GROWING SAFETY FEARS
Uruguay’s reputation as a peaceful haven does not necessarily correspond with how people themselves feel about security. In the 2017 Latinobarometro survey, 43 percent of Uruguayans said the worst violence in the country was street violence, with only one in five saying they were not worried about becoming a victim of such crime.
“We are convinced that the increase of violence in Uruguay is not due to the strengthening of criminal gangs but due to disputes between them,” Bonomi recently told Parliament.
Official figures show that 60 percent of murders are related to the settling of accounts between criminals, mainly over drug-trafficking. But the signs were already there.
In Uruguay, taxis have long had reinforced glass partitions separating the driver from his fare; security measures have been stepped up around football matches and other sporting events, and petrol stations are banned from taking cash during the night. And now, incidents of thieves using gas canisters to rob automatic cash dispensers have become an almost daily occurrence.
DEADLY DOMESTIC VIOLENCE
Another issue worrying the population is the high number of women killed in incidents of domestic violence – legally known as “femicide.” So far this year, 13 women have been killed with another three cases under examination. In 2017, there were 30 such cases. The year before that, there were 24, or 1.3 per 100,000 women – putting Uruguay seventh out of the subcontinent’s 16 countries, according to the Gender Equality Observatory for Latin America and the Caribbean.
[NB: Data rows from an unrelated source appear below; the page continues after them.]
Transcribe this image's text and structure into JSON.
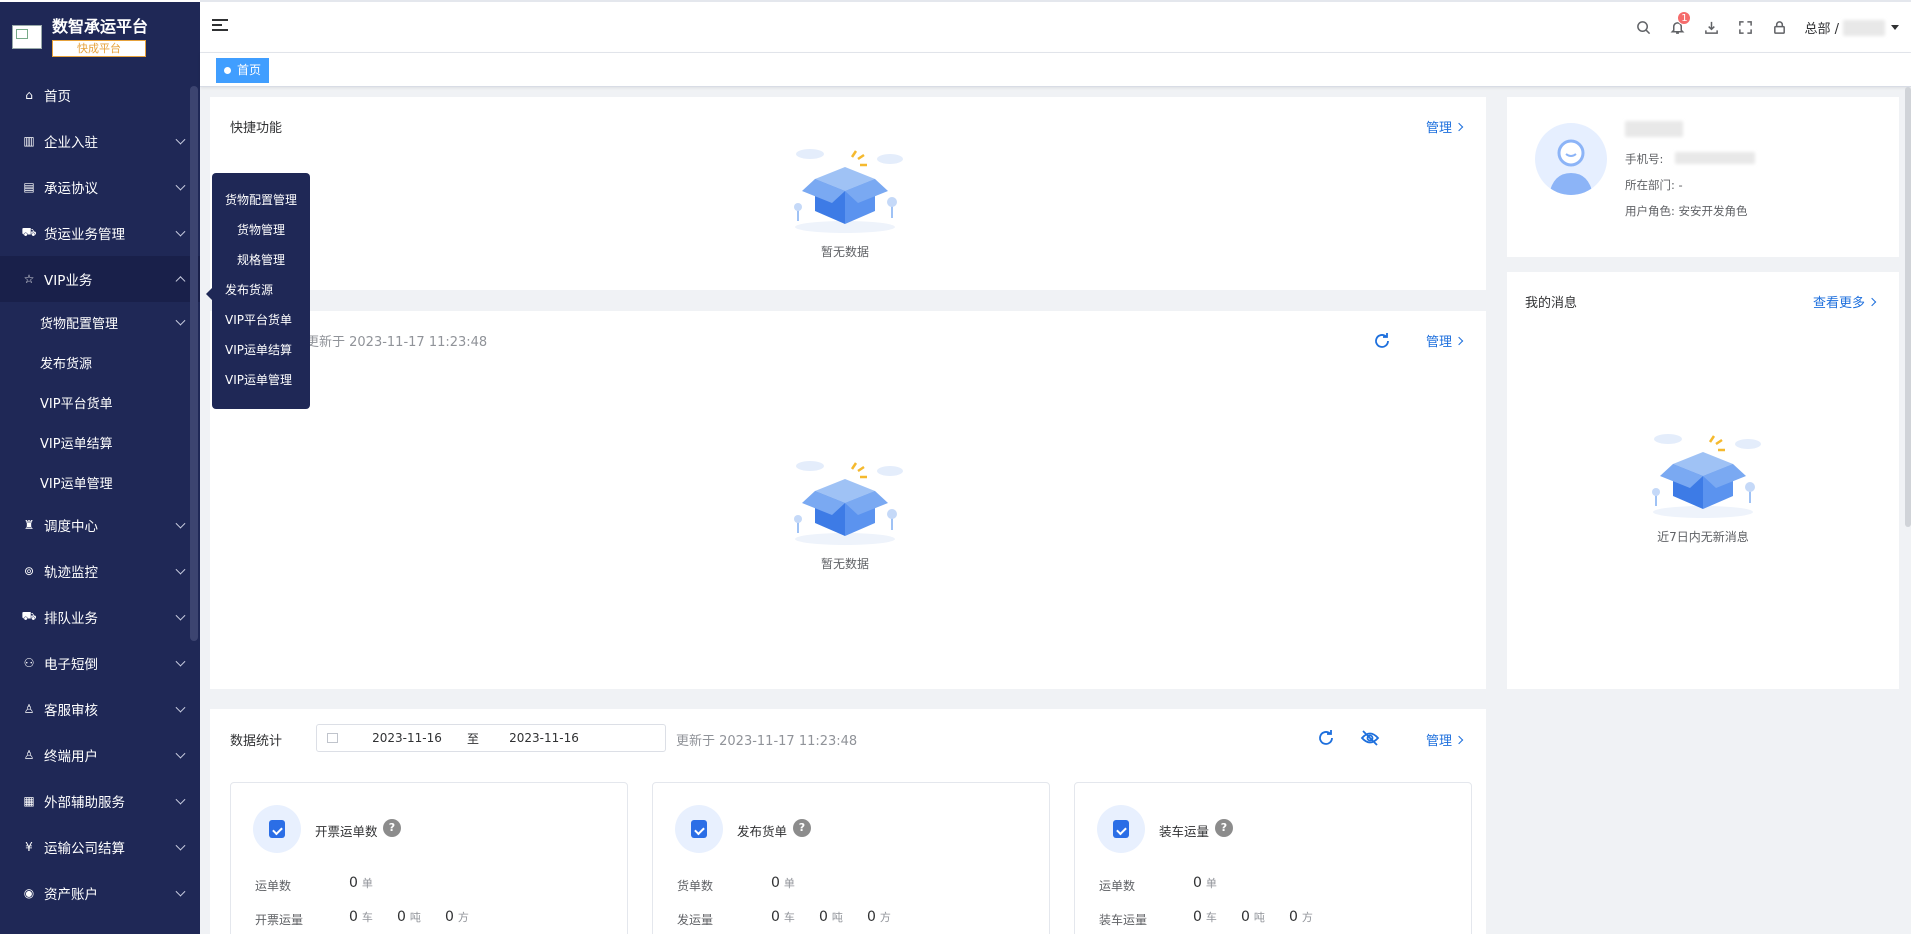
{
  "brand": {
    "title": "数智承运平台",
    "badge": "快成平台"
  },
  "sidebar": {
    "items": [
      {
        "label": "首页",
        "icon": "home-icon"
      },
      {
        "label": "企业入驻",
        "icon": "building-icon"
      },
      {
        "label": "承运协议",
        "icon": "contract-icon"
      },
      {
        "label": "货运业务管理",
        "icon": "truck-icon"
      },
      {
        "label": "VIP业务",
        "icon": "star-icon"
      }
    ],
    "vip_sub": [
      "货物配置管理",
      "发布货源",
      "VIP平台货单",
      "VIP运单结算",
      "VIP运单管理"
    ],
    "items_after": [
      {
        "label": "调度中心",
        "icon": "dispatch-icon"
      },
      {
        "label": "轨迹监控",
        "icon": "track-icon"
      },
      {
        "label": "排队业务",
        "icon": "queue-icon"
      },
      {
        "label": "电子短倒",
        "icon": "transfer-icon"
      },
      {
        "label": "客服审核",
        "icon": "service-icon"
      },
      {
        "label": "终端用户",
        "icon": "user-icon"
      },
      {
        "label": "外部辅助服务",
        "icon": "grid-icon"
      },
      {
        "label": "运输公司结算",
        "icon": "yen-icon"
      },
      {
        "label": "资产账户",
        "icon": "asset-icon"
      }
    ]
  },
  "flyout": [
    "货物配置管理",
    "货物管理",
    "规格管理",
    "发布货源",
    "VIP平台货单",
    "VIP运单结算",
    "VIP运单管理"
  ],
  "topbar": {
    "notif_count": "1",
    "user": "总部 /"
  },
  "tags": {
    "home": "首页"
  },
  "quick": {
    "title": "快捷功能",
    "manage": "管理",
    "empty": "暂无数据"
  },
  "panel2": {
    "updated": "更新于 2023-11-17 11:23:48",
    "manage": "管理",
    "empty": "暂无数据"
  },
  "profile": {
    "phone_label": "手机号:",
    "dept": "所在部门: -",
    "role": "用户角色: 安安开发角色"
  },
  "messages": {
    "title": "我的消息",
    "more": "查看更多",
    "empty": "近7日内无新消息"
  },
  "stats": {
    "title": "数据统计",
    "date_from": "2023-11-16",
    "date_sep": "至",
    "date_to": "2023-11-16",
    "updated": "更新于 2023-11-17 11:23:48",
    "manage": "管理",
    "cards": [
      {
        "name": "开票运单数",
        "row1_label": "运单数",
        "row1_value": "0",
        "row1_unit": "单",
        "row2_label": "开票运量",
        "v1": "0",
        "u1": "车",
        "v2": "0",
        "u2": "吨",
        "v3": "0",
        "u3": "方"
      },
      {
        "name": "发布货单",
        "row1_label": "货单数",
        "row1_value": "0",
        "row1_unit": "单",
        "row2_label": "发运量",
        "v1": "0",
        "u1": "车",
        "v2": "0",
        "u2": "吨",
        "v3": "0",
        "u3": "方"
      },
      {
        "name": "装车运量",
        "row1_label": "运单数",
        "row1_value": "0",
        "row1_unit": "单",
        "row2_label": "装车运量",
        "v1": "0",
        "u1": "车",
        "v2": "0",
        "u2": "吨",
        "v3": "0",
        "u3": "方"
      }
    ]
  },
  "colors": {
    "sidebar": "#1f2856",
    "accent": "#1d6fdd",
    "tag": "#409eff"
  }
}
Teresa Herrera, a sociologist working with the Uruguayan Network Against Domestic Violence, said the numbers hadn’t changed since 2004, but warned that if this year’s trend continued, the figure would end up being “more than 30 women.” With the opposition calling for the interior minister to stand down, the government has little answer other than to point to Uruguay’s relative stability in relation to the high crime levels of its neighbours.